Tuesday, March 16, 2010

Stepping Into the Future

Sorry I haven’t written in so long. Time is flying by here so quickly, it is almost impossible to believe I ever thought I might be bored at night in rural India.
Not this past weekend but the weekend before James and I took a three-day trip to Bangalore, the “IT City” of India. If you’ve ever read Thomas Friedman’s book “The World is Flat”, you will recognize that Bangalore (actually now Bengaluru) is the up-and-coming city he talks about extensively as an example of the world being “flattened” by technology.

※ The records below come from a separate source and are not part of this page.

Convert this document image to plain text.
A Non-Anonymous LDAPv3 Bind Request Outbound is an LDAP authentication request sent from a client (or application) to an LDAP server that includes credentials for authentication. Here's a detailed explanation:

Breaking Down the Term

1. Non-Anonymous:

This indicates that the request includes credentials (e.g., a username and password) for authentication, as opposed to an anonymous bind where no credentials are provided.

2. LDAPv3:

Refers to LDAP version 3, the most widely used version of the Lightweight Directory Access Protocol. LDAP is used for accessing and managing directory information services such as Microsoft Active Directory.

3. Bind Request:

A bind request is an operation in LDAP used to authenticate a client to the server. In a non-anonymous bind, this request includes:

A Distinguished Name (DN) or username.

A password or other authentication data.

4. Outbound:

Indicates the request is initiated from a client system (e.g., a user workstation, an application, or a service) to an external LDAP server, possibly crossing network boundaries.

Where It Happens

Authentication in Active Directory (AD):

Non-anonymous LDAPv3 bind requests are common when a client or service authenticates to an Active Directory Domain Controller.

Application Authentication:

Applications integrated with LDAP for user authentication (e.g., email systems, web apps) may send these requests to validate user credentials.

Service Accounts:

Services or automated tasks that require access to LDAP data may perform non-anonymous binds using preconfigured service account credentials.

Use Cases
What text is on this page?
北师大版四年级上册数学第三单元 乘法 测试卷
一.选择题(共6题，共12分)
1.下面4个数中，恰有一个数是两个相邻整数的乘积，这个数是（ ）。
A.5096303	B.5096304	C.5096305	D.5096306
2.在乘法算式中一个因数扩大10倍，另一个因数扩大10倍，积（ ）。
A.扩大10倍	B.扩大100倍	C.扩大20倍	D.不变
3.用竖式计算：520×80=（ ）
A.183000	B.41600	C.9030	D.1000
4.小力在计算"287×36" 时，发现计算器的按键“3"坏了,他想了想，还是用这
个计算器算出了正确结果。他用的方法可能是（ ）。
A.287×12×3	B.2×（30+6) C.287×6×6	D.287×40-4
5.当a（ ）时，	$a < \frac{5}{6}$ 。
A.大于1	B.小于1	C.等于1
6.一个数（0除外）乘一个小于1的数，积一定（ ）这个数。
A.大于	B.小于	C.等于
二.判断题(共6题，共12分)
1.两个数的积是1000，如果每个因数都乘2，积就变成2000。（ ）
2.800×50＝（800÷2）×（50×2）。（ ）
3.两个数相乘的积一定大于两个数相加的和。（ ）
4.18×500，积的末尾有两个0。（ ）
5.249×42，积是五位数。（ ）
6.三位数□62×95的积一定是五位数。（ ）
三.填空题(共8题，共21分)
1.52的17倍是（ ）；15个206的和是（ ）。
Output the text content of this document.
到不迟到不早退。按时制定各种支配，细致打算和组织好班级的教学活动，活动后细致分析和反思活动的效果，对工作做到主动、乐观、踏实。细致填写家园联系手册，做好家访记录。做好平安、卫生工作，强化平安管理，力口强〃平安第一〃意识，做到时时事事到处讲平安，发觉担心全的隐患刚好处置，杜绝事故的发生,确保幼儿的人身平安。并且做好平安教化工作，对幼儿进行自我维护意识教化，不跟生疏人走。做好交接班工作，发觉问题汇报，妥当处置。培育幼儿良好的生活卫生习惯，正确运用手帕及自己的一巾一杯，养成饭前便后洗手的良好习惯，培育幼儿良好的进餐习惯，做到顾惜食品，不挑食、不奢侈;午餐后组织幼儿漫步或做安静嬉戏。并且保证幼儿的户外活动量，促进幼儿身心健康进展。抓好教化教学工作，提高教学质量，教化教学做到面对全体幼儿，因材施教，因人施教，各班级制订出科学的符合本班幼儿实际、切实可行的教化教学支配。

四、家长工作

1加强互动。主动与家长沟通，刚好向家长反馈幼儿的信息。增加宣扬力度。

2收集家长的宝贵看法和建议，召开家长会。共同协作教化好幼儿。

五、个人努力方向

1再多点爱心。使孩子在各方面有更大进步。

Bangalore is quite a sight to behold. I haven’t gotten a chance to travel too much here in India so I’m not sure how it compares to other big cities such as Delhi and Mumbai, but man oh man is Bangalore different from rural south-east India. Stepping off the five hour train from Chennai into Bangalore was like stepping into a different country in some ways. Sure there were stray cows here and there on the city sidewalks, and sure there were lots of urban poor. But instead of grass-roofed huts they have enormous IT buildings, and instead of roadside “tandoor” shops selling street food they have McDonalds and KFC (albeit with “veggie burgers” instead of the usual fare). Bangalore looks like a growing place, a city on the move, really on the rise. A new metro system is going in, and new luxury malls are starting to appear in the nicer section of town. Outside the city in the aptly named suburban area of “Electronics City” familiar companies such as Siemens, IBM, Goldman Sachs, and GE have their sprawling corporate offices, side by side with Indian companies such as Infosys and the Bank of India. We had a great time exploring the city, meeting up with some foreigners at last (no foreigners except us out here at CR, which is why we cause such a fuss everywhere we go) and enjoying some non-south Indian food for once.

After living for a month in rural India, where we literally drive over harvests that are laid out on the road, where seeing oxen teams pulling carts on the National Highway is a daily occurrence, and where many villages don’t have electricity let alone internet, seeing a different side of India was very interesting. Bangalore is also a mix of people—although it is in the Indian state of Karnataka, there are people from all over India who have migrated there for work, including the people from neighboring Tamil Nadu (where I’ve been living) who originally came to the city to work under the British rulers. This diversity is apparent from even a walk into a movie store—there are sections with movies in English, Hindi, Tamil, Teluga, Hindi, and more. Over the years they’ve developed a very cosmopolitan and diverse city with Indians from many different backgrounds all living together, speaking different languages, and becoming the entrepreneurs and leaders of their country’s future.


It’s inspiring and amazing to see. If India continues growing at the rate it has been and is successful in modernizing and educating its citizens, this could be what the majority of Indian cities look like 50 years from now. 50 years from now these poor rural farmers who pick their rice by hand and walk around the dusty Indian roads in rags and without shoes could be living in a nice house in the suburbs of a developed city. It almost sounds ridiculous given just how poor most people here are, but it is a future that could yet become a reality. India is rising. I can’t wait to come back for another visit in 50 years and see the difference.